Petitioner Macaire Konan Dowo, a native and citizen of the Ivory Coast, seeks review of a May 19, 2009, order of the BIA affirming the July 23, 2007, decision of Immigration Judge Noel Anne Ferris, denying his application for asylum, withholding of removal, and relief under the Con *259 vention Against Torture (“CAT”). In re Macaire Konan Dowo, No. A098 480 466 (B.I.A. May 19, 2009), aff'g No. A098 480 466 (Immig. Ct. N.Y. City July 23, 2007). We assume the parties’ familiarity with the underlying facts and procedural history in this case.

Under the circumstances of this case, we review the decision of the IJ as supplemented by the BIA. See Yan Chen v. Gonzales, 417 F.3d 268, 271 (2d Cir. 2005). The applicable standards of review are well-established. See 8 U.S.C. § 1252(b)(4)(B); see also Chuilu Liu v. Holder, 575 F.3d 193, 196 (2d Cir. 2009).

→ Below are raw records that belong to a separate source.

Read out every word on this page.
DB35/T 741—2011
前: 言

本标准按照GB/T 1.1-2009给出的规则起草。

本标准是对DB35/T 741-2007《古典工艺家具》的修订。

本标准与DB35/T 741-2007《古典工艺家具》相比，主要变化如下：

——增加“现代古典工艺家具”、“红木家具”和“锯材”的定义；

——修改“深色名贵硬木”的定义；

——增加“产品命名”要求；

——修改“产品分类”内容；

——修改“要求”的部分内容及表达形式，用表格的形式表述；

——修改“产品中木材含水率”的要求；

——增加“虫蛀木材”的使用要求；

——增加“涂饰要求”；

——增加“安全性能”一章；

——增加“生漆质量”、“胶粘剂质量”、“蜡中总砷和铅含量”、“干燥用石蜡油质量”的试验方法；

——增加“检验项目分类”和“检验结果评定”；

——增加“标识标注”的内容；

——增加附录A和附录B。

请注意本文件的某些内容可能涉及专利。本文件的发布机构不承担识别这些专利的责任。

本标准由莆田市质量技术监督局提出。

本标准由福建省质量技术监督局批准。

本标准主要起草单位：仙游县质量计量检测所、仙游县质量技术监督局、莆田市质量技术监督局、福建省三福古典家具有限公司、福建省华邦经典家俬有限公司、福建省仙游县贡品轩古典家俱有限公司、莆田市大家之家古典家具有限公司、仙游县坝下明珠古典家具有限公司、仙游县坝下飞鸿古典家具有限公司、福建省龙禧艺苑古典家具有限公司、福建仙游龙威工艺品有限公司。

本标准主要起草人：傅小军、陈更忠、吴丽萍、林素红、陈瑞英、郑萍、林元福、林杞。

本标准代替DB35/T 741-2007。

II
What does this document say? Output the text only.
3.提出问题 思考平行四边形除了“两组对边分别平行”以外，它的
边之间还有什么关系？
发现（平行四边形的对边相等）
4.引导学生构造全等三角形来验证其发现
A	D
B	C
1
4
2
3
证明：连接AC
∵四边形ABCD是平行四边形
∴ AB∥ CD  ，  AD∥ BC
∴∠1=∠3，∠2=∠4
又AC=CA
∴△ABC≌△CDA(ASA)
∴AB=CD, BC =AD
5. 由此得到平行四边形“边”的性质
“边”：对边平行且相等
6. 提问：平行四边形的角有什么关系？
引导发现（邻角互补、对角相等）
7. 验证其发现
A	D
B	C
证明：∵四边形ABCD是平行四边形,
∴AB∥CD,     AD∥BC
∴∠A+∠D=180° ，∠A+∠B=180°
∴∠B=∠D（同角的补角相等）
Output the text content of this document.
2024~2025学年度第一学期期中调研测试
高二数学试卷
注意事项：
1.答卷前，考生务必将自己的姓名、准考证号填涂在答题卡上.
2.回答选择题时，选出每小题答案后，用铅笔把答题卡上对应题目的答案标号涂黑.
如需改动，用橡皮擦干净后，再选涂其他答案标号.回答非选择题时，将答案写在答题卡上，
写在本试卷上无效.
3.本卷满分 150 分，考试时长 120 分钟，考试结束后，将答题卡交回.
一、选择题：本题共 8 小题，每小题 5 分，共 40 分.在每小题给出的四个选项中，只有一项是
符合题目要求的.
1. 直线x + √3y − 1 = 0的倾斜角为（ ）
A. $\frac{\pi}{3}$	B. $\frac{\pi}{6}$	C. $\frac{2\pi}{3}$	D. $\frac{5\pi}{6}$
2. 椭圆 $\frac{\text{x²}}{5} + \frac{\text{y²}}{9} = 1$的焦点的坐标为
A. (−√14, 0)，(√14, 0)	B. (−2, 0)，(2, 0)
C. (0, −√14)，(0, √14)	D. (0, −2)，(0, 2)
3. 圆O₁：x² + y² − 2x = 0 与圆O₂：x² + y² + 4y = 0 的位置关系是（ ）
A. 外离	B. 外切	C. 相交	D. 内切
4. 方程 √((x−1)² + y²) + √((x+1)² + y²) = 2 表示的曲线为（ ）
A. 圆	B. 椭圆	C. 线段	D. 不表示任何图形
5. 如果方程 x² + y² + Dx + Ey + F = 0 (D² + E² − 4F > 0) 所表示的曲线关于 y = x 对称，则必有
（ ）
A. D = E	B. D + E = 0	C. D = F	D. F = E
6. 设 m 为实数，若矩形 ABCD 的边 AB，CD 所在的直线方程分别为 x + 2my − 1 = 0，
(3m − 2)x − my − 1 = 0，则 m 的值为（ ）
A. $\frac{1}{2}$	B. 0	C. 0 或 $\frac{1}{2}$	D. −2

Substantial evidence supports the agency’s determination that Dowo failed to meet his burden of proof. The IJ did not make an adverse credibility determination. Nevertheless, she reasonably found that Dowo’s testimony alone was insufficient to support his claim. See Diallo v. INS, 232 F.3d 279, 285-86, 290 (2d Cir. 2000); Chuilu Liu, 575 F.3d at 196-99. Indeed, although Dowo based his claim on his purported membership in the political party PDCI, 1 the IJ noted that he failed to provide witnesses or other evidence corroborating his membership in that party. In finding that Dowo failed to meet his burden, the IJ reasonably relied on the absence of such evidence, particularly because she gave him ample opportunity to present it. See Chuilu Liu, 575 F.3d at 198.

With respect to the evidence Dowo did submit, the IJ did not err in declining to afford it probative weight. See Diallo, 232 F.3d at 285-86, 290. The IJ identified several discrepancies between Dowo’s testimony and his medical records. Moreover, Dowo admitted to altering one of his PDCI membership cards and the other card contained conflicting dates and lacked detailed information. No reasonable fact finder would credit Dowo’s explanations for these deficiencies. See Majidi v. Gonzales, 430 F.3d 77, 80-81 (2d Cir. 2005).

Because Dowo failed to establish his eligibility for asylum, and his withholding of removal claim was based on the same factual predicate, his withholding of removal claim necessarily fails. See Paul v. Gonzales, 444 F.3d 148, 156 (2d Cir. 2006). Contrary to Dowo’s assertions, the IJ conducted a separate inquiry regarding his eligibility for CAT relief, and nothing compels us to disturb the IJ’s determination that he was not eligible. See Khouzam v. Ashcroft, 361 F.3d 161, 169 (2d Cir. 2004).

For the foregoing reasons, the petition for review is DENIED. As we have completed our review, any stay of removal that the Court previously granted in this petition is VACATED, and any pending motion for a stay of removal in this petition is DISMISSED as moot. Any pending request for oral argument in this petition is DENIED in accordance with Federal Rule of Appellate Procedure 34(a)(2), and Second Circuit Local Rule 34.1(b).

1

. Dowo waives any claim based on his ethnic-iiy.